И увлекаясь этой жизненной правдой, художник нарисовал своего удивительного по верности природе Иоанна Крестителя. Особенно поразительна в этой картине рука пророка, с ее жилами и сухожилиями, ясно видными сквозь кожу. Это действительно рука сурового отшельника, проводящего в пустыне целые месяцы, страшная, искалеченная, ободранная от сурового труда.
«Ведь из этого источника, – говорил о Верроккьо современный ему поэт У голино Верино, – многие живописцы почерпнули все свое уменье. Почти все, чья слава теперь гремит, были обучены в школе Верроккьо».
В мастерской знаменитого художника время летело с неимоверной быстротой. Леонардо да Винчи работал с жаром под руководством учителя. Он не жалел о том, что покинул семью. Среди новой художественной семьи, связанной неразрывно и тесно одним общим интересом, он чувствовал себя как нельзя лучше.

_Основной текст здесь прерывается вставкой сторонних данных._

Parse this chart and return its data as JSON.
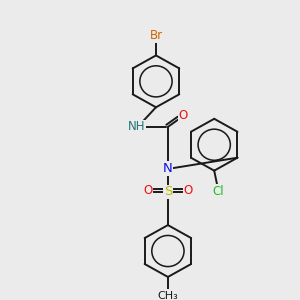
{
  "bg_color": "#ebebeb",
  "bond_color": "#1a1a1a",
  "lw": 1.4,
  "N_color": "#1010ee",
  "O_color": "#ee1010",
  "S_color": "#bbbb00",
  "Br_color": "#cc6600",
  "Cl_color": "#22bb22",
  "H_color": "#227777",
  "fs": 8.5,
  "xlim": [
    0,
    10
  ],
  "ylim": [
    0,
    10
  ]
}
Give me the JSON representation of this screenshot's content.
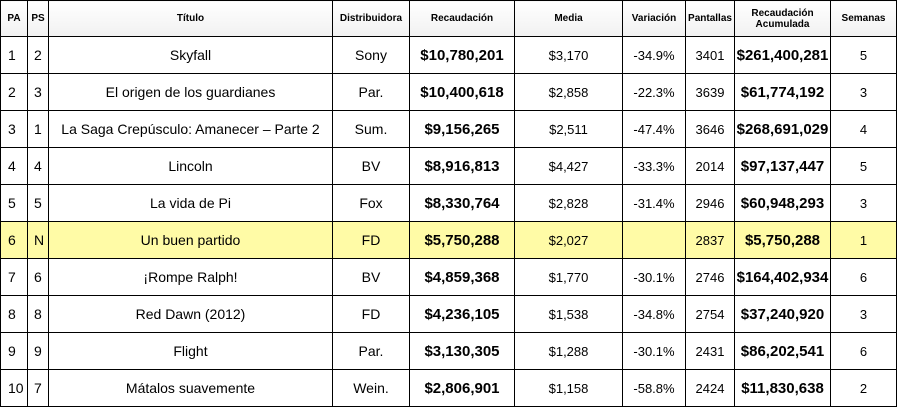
{
  "headers": {
    "pa": "PA",
    "ps": "PS",
    "titulo": "Título",
    "distribuidora": "Distribuidora",
    "recaudacion": "Recaudación",
    "media": "Media",
    "variacion": "Variación",
    "pantallas": "Pantallas",
    "recaudacion_acumulada": "Recaudación Acumulada",
    "semanas": "Semanas"
  },
  "rows": [
    {
      "pa": "1",
      "ps": "2",
      "titulo": "Skyfall",
      "distribuidora": "Sony",
      "recaudacion": "$10,780,201",
      "media": "$3,170",
      "variacion": "-34.9%",
      "pantallas": "3401",
      "acumulada": "$261,400,281",
      "semanas": "5"
    },
    {
      "pa": "2",
      "ps": "3",
      "titulo": "El origen de los guardianes",
      "distribuidora": "Par.",
      "recaudacion": "$10,400,618",
      "media": "$2,858",
      "variacion": "-22.3%",
      "pantallas": "3639",
      "acumulada": "$61,774,192",
      "semanas": "3"
    },
    {
      "pa": "3",
      "ps": "1",
      "titulo": "La Saga Crepúsculo: Amanecer – Parte 2",
      "distribuidora": "Sum.",
      "recaudacion": "$9,156,265",
      "media": "$2,511",
      "variacion": "-47.4%",
      "pantallas": "3646",
      "acumulada": "$268,691,029",
      "semanas": "4"
    },
    {
      "pa": "4",
      "ps": "4",
      "titulo": "Lincoln",
      "distribuidora": "BV",
      "recaudacion": "$8,916,813",
      "media": "$4,427",
      "variacion": "-33.3%",
      "pantallas": "2014",
      "acumulada": "$97,137,447",
      "semanas": "5"
    },
    {
      "pa": "5",
      "ps": "5",
      "titulo": "La vida de Pi",
      "distribuidora": "Fox",
      "recaudacion": "$8,330,764",
      "media": "$2,828",
      "variacion": "-31.4%",
      "pantallas": "2946",
      "acumulada": "$60,948,293",
      "semanas": "3"
    },
    {
      "pa": "6",
      "ps": "N",
      "titulo": "Un buen partido",
      "distribuidora": "FD",
      "recaudacion": "$5,750,288",
      "media": "$2,027",
      "variacion": "",
      "pantallas": "2837",
      "acumulada": "$5,750,288",
      "semanas": "1"
    },
    {
      "pa": "7",
      "ps": "6",
      "titulo": "¡Rompe Ralph!",
      "distribuidora": "BV",
      "recaudacion": "$4,859,368",
      "media": "$1,770",
      "variacion": "-30.1%",
      "pantallas": "2746",
      "acumulada": "$164,402,934",
      "semanas": "6"
    },
    {
      "pa": "8",
      "ps": "8",
      "titulo": "Red Dawn (2012)",
      "distribuidora": "FD",
      "recaudacion": "$4,236,105",
      "media": "$1,538",
      "variacion": "-34.8%",
      "pantallas": "2754",
      "acumulada": "$37,240,920",
      "semanas": "3"
    },
    {
      "pa": "9",
      "ps": "9",
      "titulo": "Flight",
      "distribuidora": "Par.",
      "recaudacion": "$3,130,305",
      "media": "$1,288",
      "variacion": "-30.1%",
      "pantallas": "2431",
      "acumulada": "$86,202,541",
      "semanas": "6"
    },
    {
      "pa": "10",
      "ps": "7",
      "titulo": "Mátalos suavemente",
      "distribuidora": "Wein.",
      "recaudacion": "$2,806,901",
      "media": "$1,158",
      "variacion": "-58.8%",
      "pantallas": "2424",
      "acumulada": "$11,830,638",
      "semanas": "2"
    }
  ],
  "highlight_row_color": "#fffba6"
}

Мама Франческа всплакнула о верном товарище ее ребяческих шалостей, но Леонардо, прощаясь, утешал ее покровительственным тоном взрослого человека:
– Тебе вовсе не о чем плакать, мама Франческа. Ты должна понять, что есть высшие интересы, ради которых бросают все, что нам дорого. А впрочем, успокойся: у меня будут отпуски, и ни одного из них я не пропущу!
Бабушка Лючия грустным взглядом потухающих глаз проводила внука, когда он оставлял родной дом: она чувствовала, что близок закат ее жизни, и, равнодушная ко всему, безучастно отнеслась к судьбе Леонардо.
Среди учеников Верроккьо было много даровитых юношей, которые сплотились вокруг нового товарища. Но самыми близкими из них были для Леонардо Лоренцо ди Креди и Перуджино. Лоренцо, на несколько лет моложе Леонардо, был так мал и жалок, что сын нотариуса сразу решил взять его под свое покровительство. Он заменил Креди мать, сестру, няньку.
Когда зимой Верроккьо посылал Креди в лавку за лаком или краской и мальчик уныло смотрел в окно, за которым свистел ветер, Леонардо всегда незаметно старался ускользнуть на улицу и исполнить за Креди поручение хозяина. Он поправлял рисунки Креди, ухаживал за ним, когда тот был болен, и не раз приводил к его постели знаменитого Тосканелли. Как самая нежная и заботливая мать, утешал Леонардо мальчика в его детских горестях, и Креди платил Леонардо тайной восторженной привязанностью. Он даже во всем подражал сыну нотариуса.